NimbostratusHello,
Can anyone help me to get the real IP in server.The traffic passing is through VIP listening on https port and the SNAT is enabled to the HTTPS-VIP avoid the routing issue in my environment.
Regards Visvesh.
NimbostratusIf NAT is applied, you are no longer able to see the IP of original source host in TCP-level information at the end-server.
However, Since it's a HTTP(s) service, you can achieve that with the use of HTTP headers. You can instruct F5 to insert the x-forwarded-for HTTP cookie which contains value of the real source IP. This setting can be enabled in Profiles > Services > HTTP_PROFILE_USED_BY_SERVICE
NimbostratusThank you Hannes...Let me check and will update you the status...
Regards Visvesh.
NimbostratusYou're welcome
Detailed information about the solution is available here: http://support.f5.com/kb/en-us/solutions/public/4000/800/sol4816.html
There are are some limitations to keep in mind, mainly that the SSL must be terminated in F5
NimbostratusIs there any other option to achieve with i-rule?

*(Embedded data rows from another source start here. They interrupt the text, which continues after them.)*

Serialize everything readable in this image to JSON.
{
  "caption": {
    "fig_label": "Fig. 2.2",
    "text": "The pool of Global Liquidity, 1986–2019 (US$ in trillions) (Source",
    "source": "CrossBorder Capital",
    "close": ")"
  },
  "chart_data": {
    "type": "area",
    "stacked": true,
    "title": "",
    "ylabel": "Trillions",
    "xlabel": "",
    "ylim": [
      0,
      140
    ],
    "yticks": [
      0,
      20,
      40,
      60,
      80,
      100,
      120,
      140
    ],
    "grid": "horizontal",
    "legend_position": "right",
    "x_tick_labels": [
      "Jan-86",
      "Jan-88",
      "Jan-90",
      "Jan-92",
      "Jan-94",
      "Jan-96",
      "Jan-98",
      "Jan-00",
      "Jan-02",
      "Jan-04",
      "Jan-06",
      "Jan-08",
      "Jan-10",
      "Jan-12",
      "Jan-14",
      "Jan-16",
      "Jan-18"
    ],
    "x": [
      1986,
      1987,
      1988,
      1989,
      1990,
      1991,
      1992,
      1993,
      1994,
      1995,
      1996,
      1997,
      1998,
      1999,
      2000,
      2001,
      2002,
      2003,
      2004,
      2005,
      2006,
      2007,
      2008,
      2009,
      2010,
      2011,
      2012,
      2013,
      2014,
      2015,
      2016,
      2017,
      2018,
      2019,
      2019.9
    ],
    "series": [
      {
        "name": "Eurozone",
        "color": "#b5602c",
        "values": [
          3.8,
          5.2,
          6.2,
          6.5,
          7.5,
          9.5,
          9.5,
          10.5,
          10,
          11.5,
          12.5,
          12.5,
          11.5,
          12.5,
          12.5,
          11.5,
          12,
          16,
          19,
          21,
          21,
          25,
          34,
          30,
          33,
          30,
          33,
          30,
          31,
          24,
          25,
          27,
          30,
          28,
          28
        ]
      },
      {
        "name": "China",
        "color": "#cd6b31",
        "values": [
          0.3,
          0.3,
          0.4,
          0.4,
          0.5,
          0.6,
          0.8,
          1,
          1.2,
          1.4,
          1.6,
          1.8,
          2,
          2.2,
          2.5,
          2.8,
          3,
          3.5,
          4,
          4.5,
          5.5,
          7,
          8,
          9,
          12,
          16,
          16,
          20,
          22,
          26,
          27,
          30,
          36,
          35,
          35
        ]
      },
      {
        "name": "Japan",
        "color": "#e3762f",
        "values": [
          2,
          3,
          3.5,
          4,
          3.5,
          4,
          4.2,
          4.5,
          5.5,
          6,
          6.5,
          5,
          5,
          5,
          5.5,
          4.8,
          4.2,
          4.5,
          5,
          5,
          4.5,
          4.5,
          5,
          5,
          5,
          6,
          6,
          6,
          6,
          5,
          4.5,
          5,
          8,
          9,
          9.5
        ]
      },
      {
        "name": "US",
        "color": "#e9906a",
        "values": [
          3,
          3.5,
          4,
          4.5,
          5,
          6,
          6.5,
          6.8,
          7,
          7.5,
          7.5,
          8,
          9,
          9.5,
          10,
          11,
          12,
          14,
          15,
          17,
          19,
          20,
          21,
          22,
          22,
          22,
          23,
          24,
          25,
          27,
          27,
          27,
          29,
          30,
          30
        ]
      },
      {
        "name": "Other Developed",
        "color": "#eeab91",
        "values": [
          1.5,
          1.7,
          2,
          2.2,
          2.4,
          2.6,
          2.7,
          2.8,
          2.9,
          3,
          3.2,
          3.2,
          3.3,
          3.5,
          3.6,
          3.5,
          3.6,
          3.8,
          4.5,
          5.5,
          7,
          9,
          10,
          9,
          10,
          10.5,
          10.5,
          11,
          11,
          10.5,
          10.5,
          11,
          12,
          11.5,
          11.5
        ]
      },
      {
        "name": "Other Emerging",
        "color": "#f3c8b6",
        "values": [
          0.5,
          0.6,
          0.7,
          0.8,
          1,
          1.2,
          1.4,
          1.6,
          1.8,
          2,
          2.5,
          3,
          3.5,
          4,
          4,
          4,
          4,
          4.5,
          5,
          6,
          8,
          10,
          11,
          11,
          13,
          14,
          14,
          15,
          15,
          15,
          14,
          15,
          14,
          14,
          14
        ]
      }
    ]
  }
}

Because the SSL offloading is happening at server not in F5.
Regards Visvesh.
NimbostratusI'm assuming most of the requests are coming from real end-users, and not client-servers. Possibly you applied SNAT configuration to make it possible for a few client-servers to access the content.
If that's the case, you can create an iRule to apply SNAT automap only when needed, and not in all use-cases. Typically you only need to apply SNAT when source and destination are in the same network.
Solution with iRule:
when CLIENT_ACCEPTED {
if {[class match [IP::client_addr] equals "data_my_network"]}
snat automap
log local0. "Applied SNAT for IP: [IP::client_addr]"
} else {
do not apply SNAT
return
}
"data_my_network" = address type LTM data-group which contains the network segment where end-servers are located (e.g 192.168.1.0/24). You then need to remove SNAT automap configuration from the virtual server (this has a possible impact and should be done during a scheduled maintenance window).
Other than that, I don't have any solutions for you. If the above is not applicable, you should either create a new network segment to solve the asymetric routing issue, or ask to migrate the SSL termination to F5.